The pop and clink of New Year's Eve revelry gave way to a gray holiday drenching yesterday, as steady rain pelted the Washington region.
A flash flood watch -- indicating the possibility of flooding -- was in effect until midnight in much of the area, including the District of Columbia; Montgomery, Prince George's, Howard and Anne Arundel counties in Maryland; and Fairfax and Prince William counties in Virginia.
"The ground is saturated with heavy rain, and so it will have a hard time soaking in," said Scot Homan, a meteorologist with the Accu-Weather forecasting service.
Flood warnings -- meaning that flooding was occurring -- were issued late in the afternoon for Virginia counties including Loudoun, Fauquier and Rappahannock, Homan said. No serious damage was reported, however, and by about 10 p.m. the rain had headed toward Pennsylvania and New Jersey.
The downpour, which began about 2 a.m. and continued into the evening, wasn't bad news for everyone. Meteorologists noted that the rain was added insurance that the water shortage caused by last year's drought was over.
"It's a good thing we keep seeing storm after storm," Homan said. He said that more rain is possible today and tomorrow and that it could mix with snow in the northern and western suburbs.
"You want to get as much precipitation as you can in the winter months, so you can make up for the lack of precipitation in the summertime," Homan said. "You want to see a surplus in the winter months."
By late last night, 1.73 inches of rain had fallen at Dulles International Airport. The tally at Reagan National Airport was 1.51 inches.
Since early October, the Washington area has been doused with about 1 1/2 times the normal amount of rain and snow. The precipitation has filled the two Potomac River reservoirs, which had plunged to historic lows. The Baltimore reservoir system's supply is less plentiful but has not experienced drought problems.

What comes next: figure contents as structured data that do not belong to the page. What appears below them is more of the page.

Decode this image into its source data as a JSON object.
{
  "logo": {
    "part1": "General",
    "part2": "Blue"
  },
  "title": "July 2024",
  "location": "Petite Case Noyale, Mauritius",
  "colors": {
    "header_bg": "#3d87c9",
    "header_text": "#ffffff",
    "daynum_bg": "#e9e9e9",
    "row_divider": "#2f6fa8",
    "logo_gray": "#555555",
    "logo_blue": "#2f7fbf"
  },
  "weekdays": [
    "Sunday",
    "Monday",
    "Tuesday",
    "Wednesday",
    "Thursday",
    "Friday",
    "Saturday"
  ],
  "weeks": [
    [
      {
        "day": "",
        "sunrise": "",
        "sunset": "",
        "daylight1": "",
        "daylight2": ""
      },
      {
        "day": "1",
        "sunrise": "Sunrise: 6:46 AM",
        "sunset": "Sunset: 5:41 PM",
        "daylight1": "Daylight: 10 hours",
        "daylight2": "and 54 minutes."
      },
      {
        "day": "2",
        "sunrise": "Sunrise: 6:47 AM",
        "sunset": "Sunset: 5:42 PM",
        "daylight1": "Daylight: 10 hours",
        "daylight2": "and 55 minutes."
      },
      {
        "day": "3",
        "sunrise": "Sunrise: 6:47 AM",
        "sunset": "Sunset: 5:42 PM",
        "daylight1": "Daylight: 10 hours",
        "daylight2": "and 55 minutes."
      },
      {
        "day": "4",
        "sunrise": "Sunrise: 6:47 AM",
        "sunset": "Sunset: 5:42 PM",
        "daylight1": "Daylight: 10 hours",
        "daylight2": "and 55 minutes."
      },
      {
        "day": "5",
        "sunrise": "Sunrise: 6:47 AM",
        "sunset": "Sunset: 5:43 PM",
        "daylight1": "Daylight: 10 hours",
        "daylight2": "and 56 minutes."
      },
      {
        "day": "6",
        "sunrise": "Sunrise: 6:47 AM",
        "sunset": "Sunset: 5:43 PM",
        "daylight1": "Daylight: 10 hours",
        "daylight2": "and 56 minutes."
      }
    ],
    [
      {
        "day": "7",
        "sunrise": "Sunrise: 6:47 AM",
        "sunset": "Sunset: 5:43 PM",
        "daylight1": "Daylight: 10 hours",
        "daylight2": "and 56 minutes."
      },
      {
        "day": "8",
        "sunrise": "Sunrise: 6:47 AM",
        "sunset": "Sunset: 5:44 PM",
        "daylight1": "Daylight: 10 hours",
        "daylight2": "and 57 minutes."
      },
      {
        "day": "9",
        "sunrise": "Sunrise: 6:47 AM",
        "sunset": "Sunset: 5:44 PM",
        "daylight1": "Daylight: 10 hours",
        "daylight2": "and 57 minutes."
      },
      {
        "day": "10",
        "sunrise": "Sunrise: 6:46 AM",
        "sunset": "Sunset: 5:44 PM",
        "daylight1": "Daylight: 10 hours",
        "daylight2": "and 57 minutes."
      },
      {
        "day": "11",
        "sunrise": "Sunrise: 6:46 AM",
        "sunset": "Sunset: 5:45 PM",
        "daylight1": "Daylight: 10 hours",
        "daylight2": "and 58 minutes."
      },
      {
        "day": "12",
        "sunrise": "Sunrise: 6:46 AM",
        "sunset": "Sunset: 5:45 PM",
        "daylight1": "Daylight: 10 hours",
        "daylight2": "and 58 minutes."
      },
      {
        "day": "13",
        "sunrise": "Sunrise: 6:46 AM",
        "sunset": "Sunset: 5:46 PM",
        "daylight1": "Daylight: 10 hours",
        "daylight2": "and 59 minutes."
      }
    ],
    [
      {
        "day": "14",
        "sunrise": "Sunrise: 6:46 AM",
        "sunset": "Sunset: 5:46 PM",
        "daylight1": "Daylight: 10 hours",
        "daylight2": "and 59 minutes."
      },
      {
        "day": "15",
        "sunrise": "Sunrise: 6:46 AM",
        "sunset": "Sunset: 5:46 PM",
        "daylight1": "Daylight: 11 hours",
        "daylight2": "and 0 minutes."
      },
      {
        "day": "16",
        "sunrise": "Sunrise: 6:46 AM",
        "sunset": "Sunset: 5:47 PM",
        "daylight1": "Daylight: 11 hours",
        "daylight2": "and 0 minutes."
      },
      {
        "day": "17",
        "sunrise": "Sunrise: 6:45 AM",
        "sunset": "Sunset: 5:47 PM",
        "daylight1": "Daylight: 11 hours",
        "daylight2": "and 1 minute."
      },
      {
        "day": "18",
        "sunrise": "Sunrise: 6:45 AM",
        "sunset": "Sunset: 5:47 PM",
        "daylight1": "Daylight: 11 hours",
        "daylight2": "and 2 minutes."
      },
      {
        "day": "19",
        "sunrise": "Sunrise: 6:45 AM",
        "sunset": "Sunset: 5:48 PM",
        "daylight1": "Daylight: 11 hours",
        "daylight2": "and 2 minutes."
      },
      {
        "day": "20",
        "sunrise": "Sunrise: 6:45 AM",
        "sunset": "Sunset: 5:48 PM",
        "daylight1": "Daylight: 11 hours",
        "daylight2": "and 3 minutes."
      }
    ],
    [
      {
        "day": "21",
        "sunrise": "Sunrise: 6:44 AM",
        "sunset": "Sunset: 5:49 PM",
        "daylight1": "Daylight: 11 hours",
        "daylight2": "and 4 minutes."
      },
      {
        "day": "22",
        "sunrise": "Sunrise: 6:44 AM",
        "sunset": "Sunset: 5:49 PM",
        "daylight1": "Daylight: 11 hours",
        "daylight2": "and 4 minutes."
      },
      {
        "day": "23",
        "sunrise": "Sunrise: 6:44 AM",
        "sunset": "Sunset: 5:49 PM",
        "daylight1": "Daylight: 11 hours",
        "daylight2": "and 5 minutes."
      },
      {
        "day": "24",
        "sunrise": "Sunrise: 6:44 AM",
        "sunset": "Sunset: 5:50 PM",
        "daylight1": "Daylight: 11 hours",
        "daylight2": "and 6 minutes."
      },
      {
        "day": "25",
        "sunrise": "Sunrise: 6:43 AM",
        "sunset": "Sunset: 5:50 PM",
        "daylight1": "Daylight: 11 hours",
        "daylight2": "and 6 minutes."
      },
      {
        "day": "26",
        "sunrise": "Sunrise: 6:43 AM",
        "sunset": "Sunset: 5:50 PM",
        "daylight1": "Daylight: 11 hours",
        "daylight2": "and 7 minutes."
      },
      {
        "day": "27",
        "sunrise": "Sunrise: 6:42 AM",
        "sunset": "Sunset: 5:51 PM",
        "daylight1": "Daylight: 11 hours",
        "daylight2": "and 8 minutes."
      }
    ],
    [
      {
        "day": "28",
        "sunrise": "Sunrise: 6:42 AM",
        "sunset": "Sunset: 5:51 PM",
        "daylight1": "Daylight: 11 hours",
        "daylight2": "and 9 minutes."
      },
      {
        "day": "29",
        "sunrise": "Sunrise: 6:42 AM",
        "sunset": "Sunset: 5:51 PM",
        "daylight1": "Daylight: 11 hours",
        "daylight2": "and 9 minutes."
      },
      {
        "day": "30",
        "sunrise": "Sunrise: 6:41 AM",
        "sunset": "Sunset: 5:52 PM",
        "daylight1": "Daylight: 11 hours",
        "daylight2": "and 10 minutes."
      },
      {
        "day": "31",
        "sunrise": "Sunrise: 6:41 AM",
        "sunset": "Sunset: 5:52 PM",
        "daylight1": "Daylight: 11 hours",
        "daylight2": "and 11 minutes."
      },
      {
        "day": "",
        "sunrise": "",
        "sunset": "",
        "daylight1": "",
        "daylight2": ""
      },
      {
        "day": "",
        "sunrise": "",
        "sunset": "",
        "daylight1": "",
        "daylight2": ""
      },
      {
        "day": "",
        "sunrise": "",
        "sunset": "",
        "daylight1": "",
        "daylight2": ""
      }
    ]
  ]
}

The storms have allowed officials to relax or lift restrictions imposed last spring on such activities as watering lawns and washing cars.
Thanks to the recent wet weather, total precipitation in 2002 topped 34 inches at Reagan National Airport, about five inches less than normal, and 39 inches at Baltimore-Washington International Airport, 2.6 inches less than a typical year.
Although some public officials and homeowners welcomed yesterday's rain, it did cause some transportation problems, making roads slick and causing minor flooding on a few streets.
"There have been a lot of single-vehicle accidents, with [cars] running off the road, hitting the guardrail," said Dana Anthony, a dispatcher for the Virginia State Police. In one case, a car on the inner loop of the Capital Beltway overturned near Georgetown Pike.
No serious injuries were reported in the accidents.
Rain was not the only problem on the roads, according to the Maryland State Police office in Forestville.
"Believe it or not, today is more calm. Last night was hell," said a state trooper who declined to give her full name. She reported three overturned vehicles in Prince George's, two of them before the rain even started.
"This was just poor judgment. People need to take their time, slow it down," she said.
Police said that traffic was light yesterday.
That, too, was the observation of taxi drivers, for whom business normally increases on rainy days.
"The customers are not going out," said Christine Jackson, a customer service agent at Barwood Taxi in Montgomery County.
"The volume is not nearly what we normally have," said Al Powell, a dispatcher at Diamond Cab in the District. "I think people are sobering up from last night."
Staff writer Jamie Stockwell contributed to this report.